Круглый стол «Неоавангардизм барачного типа: к культурной интерпретации опыта лианозовцев» (МГУ, 11 марта 2016 г.)
Опубликовано в журнале НЛО, номер 3, 2016
Каким именно образом «бытовая», нелитературная коммуникация определяет формы литературного выражения и переводится на уровень поэтики художественного текста? Ясно, что объяснение в духе рассуждений Тынянова о «литературном факте» теперь вряд ли удовлетворительно. Недостаточно сказать, что факт быта становится литературным фактом, — т.е. просто измерить, насколько отличен более поздний текст от раннего, установив связь этого перехода с факторами исторического контекста. Требуется иная методология — и другой, более тонкий и требовательный анализ. Переход факта «быта» в «литературный факт» должен подвергнуться комплексному описанию, прояснению с помощью сразу нескольких контекстов — социологического, исторического, текстологического, трансмедийного и т.д.

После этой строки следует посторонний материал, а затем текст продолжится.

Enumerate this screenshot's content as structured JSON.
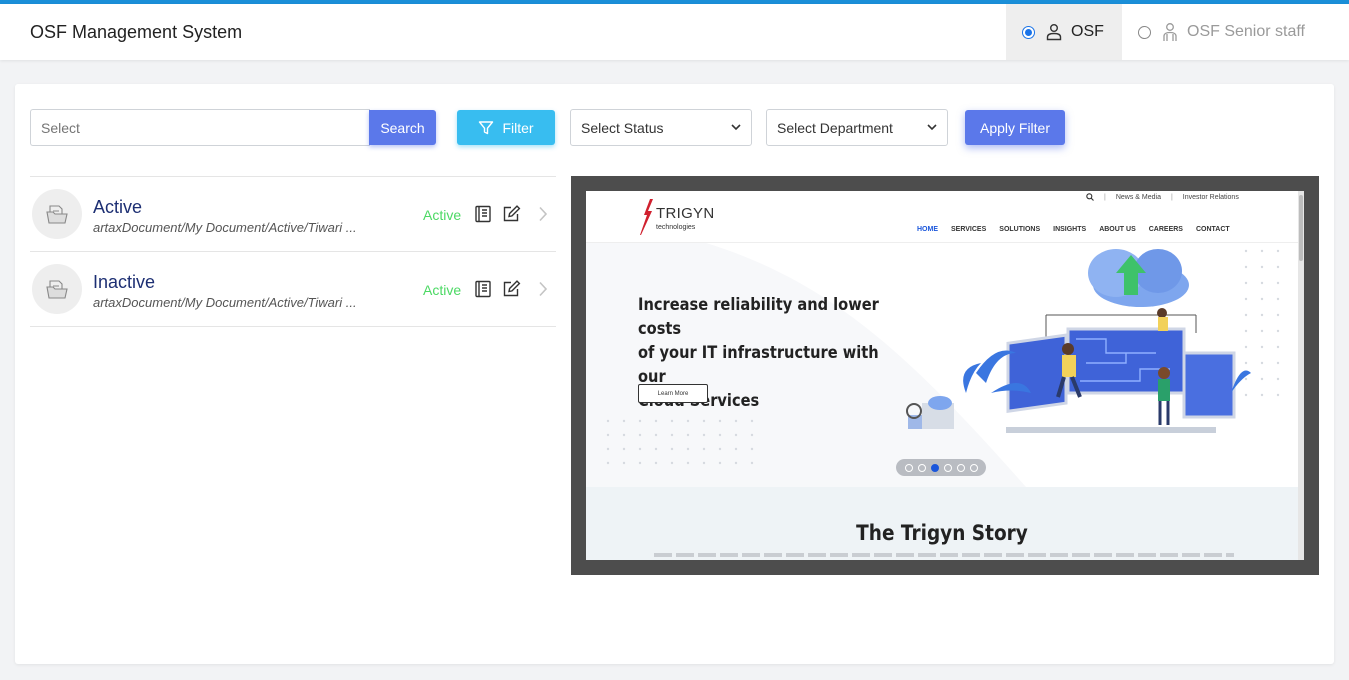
{
  "app": {
    "title": "OSF Management System",
    "accent_color": "#1a8fd8"
  },
  "roles": [
    {
      "label": "OSF",
      "selected": true,
      "icon": "user-icon"
    },
    {
      "label": "OSF Senior staff",
      "selected": false,
      "icon": "users-icon"
    }
  ],
  "toolbar": {
    "search_placeholder": "Select",
    "search_label": "Search",
    "filter_label": "Filter",
    "status_select": "Select Status",
    "department_select": "Select Department",
    "apply_label": "Apply Filter"
  },
  "documents": [
    {
      "title": "Active",
      "path": "artaxDocument/My Document/Active/Tiwari ...",
      "status": "Active"
    },
    {
      "title": "Inactive",
      "path": "artaxDocument/My Document/Active/Tiwari ...",
      "status": "Active"
    }
  ],
  "preview": {
    "logo_text": "TRIGYN",
    "logo_sub": "technologies",
    "util_links": [
      "News & Media",
      "Investor Relations"
    ],
    "nav": [
      "HOME",
      "SERVICES",
      "SOLUTIONS",
      "INSIGHTS",
      "ABOUT US",
      "CAREERS",
      "CONTACT"
    ],
    "hero_line1": "Increase reliability and lower costs",
    "hero_line2": "of your IT infrastructure with our",
    "hero_line3": "Cloud Services",
    "learn_more": "Learn More",
    "carousel_active": 3,
    "carousel_count": 6,
    "story_title": "The Trigyn Story"
  }
}
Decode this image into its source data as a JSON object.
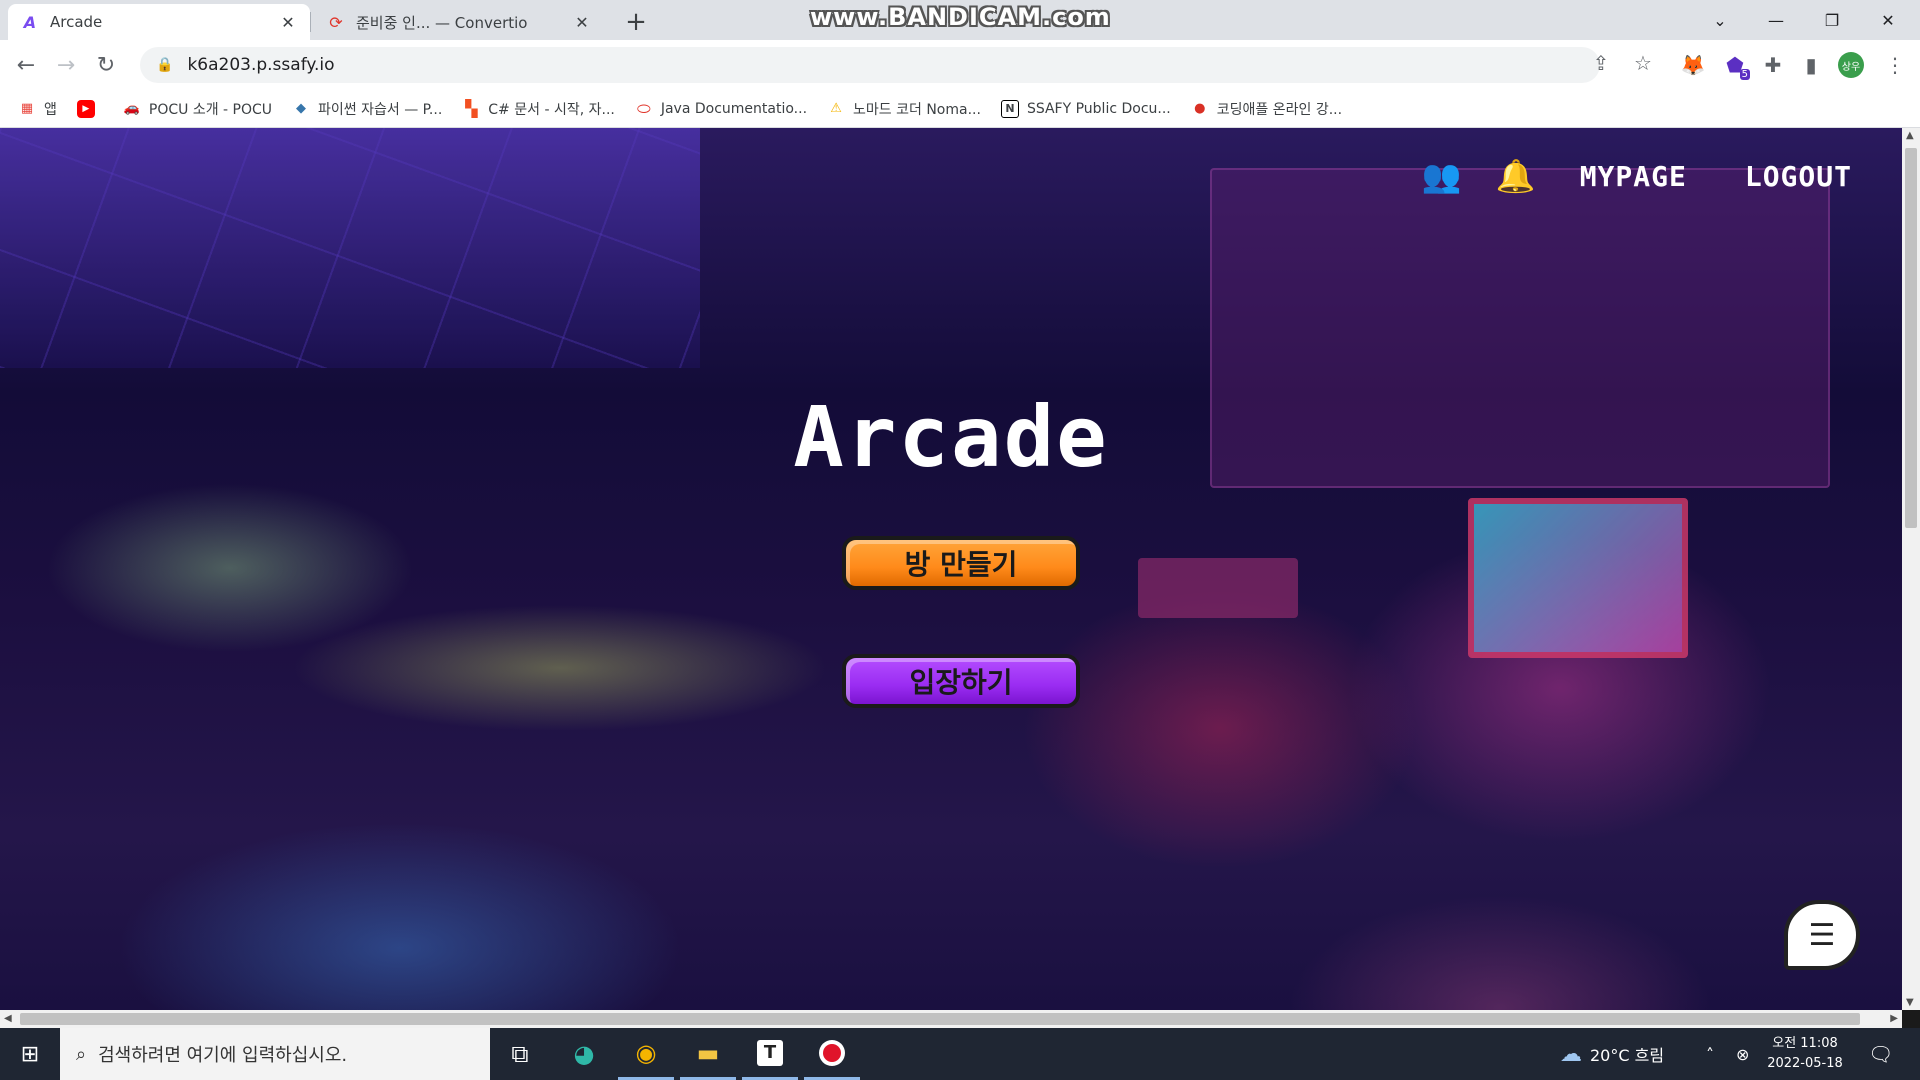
{
  "browser": {
    "tabs": [
      {
        "title": "Arcade",
        "active": true
      },
      {
        "title": "준비중 인... — Convertio",
        "active": false
      }
    ],
    "watermark": "www.BANDICAM.com",
    "url": "k6a203.p.ssafy.io",
    "profile_initial": "상우",
    "extension_badge": "5",
    "bookmarks": [
      {
        "label": "앱",
        "icon": "apps-grid-icon"
      },
      {
        "label": "",
        "icon": "youtube-icon"
      },
      {
        "label": "POCU 소개 - POCU",
        "icon": "pocu-icon"
      },
      {
        "label": "파이썬 자습서 — P...",
        "icon": "python-icon"
      },
      {
        "label": "C# 문서 - 시작, 자...",
        "icon": "microsoft-icon"
      },
      {
        "label": "Java Documentatio...",
        "icon": "oracle-icon"
      },
      {
        "label": "노마드 코더 Noma...",
        "icon": "nomad-icon"
      },
      {
        "label": "SSAFY Public Docu...",
        "icon": "notion-icon"
      },
      {
        "label": "코딩애플 온라인 강...",
        "icon": "apple-fruit-icon"
      }
    ]
  },
  "page": {
    "nav": {
      "mypage": "MYPAGE",
      "logout": "LOGOUT"
    },
    "title": "Arcade",
    "buttons": {
      "create_room": "방 만들기",
      "enter": "입장하기"
    },
    "colors": {
      "create_button": "#ff8a1a",
      "enter_button": "#9a2cf2"
    }
  },
  "taskbar": {
    "search_placeholder": "검색하려면 여기에 입력하십시오.",
    "weather": "20°C 흐림",
    "time": "오전 11:08",
    "date": "2022-05-18"
  }
}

Круглый стол «Неоавангардизм барачного типа: к культурной интерпретации опыта лианозовцев» и был подступом к изучению того, как можно по-новому исследовать взаимосвязь между повседневными коммуникативными микропрактиками и поэтикой конкретных текстов. Сверхзадачей мероприятия, как отметила в предваряющем выступлении Т.Д. Венедиктова, было сформулировать направления для дальнейших исследований, поставить вопросы, ответы на которые смогут быть даны впоследствии, и обратить внимание на модусы перетекания друг в друга социального и эстетического опыта. Круглый стол должен был стать частью большого проекта по изучению антропологии творческих сообществ — первой попыткой ответить на вопрос, как внутри творческого сообщества при участии как «литературных», так и «нелитературных» взаимодействий кристаллизуется новая эстетика, «обкатывается» новый художественный язык.
Для того чтобы ответить на этот вопрос, необходимо обращаться к не совсем привычным для литературоведения ракурсам: во-первых, необходимо принимать во внимание медиализацию и трансмедийность продукции творческих сообществ. В виду имеются как коллективные практики медийной саморепрезентации (в случае лианозовцев — самиздатовская печать, создание картин и иллюстраций к сборникам), так и обращение к взаимодействию между разными информационными каналами (сюда входят синтетические жанры — например, стихотворение, превращенное в мультфильм Генрихом Сапгиром, — об этом речь пойдет ниже). Во-вторых, требуется особое видение истории литературы — не как «цепочки одиноких “гениев” и их шедевров»[1], но как возникающих и распадающихся творческих объединений, которые вырабатывают внутри себя ресурсы для обновления литературы в целом. Все это позволяет более свободно прочерчивать связи между современностью и литературным прошлым — допустим, указывать на подобие лианозовцев и других творческих сообществ — от йенских романтиков до американской школы Блэкмаунтин.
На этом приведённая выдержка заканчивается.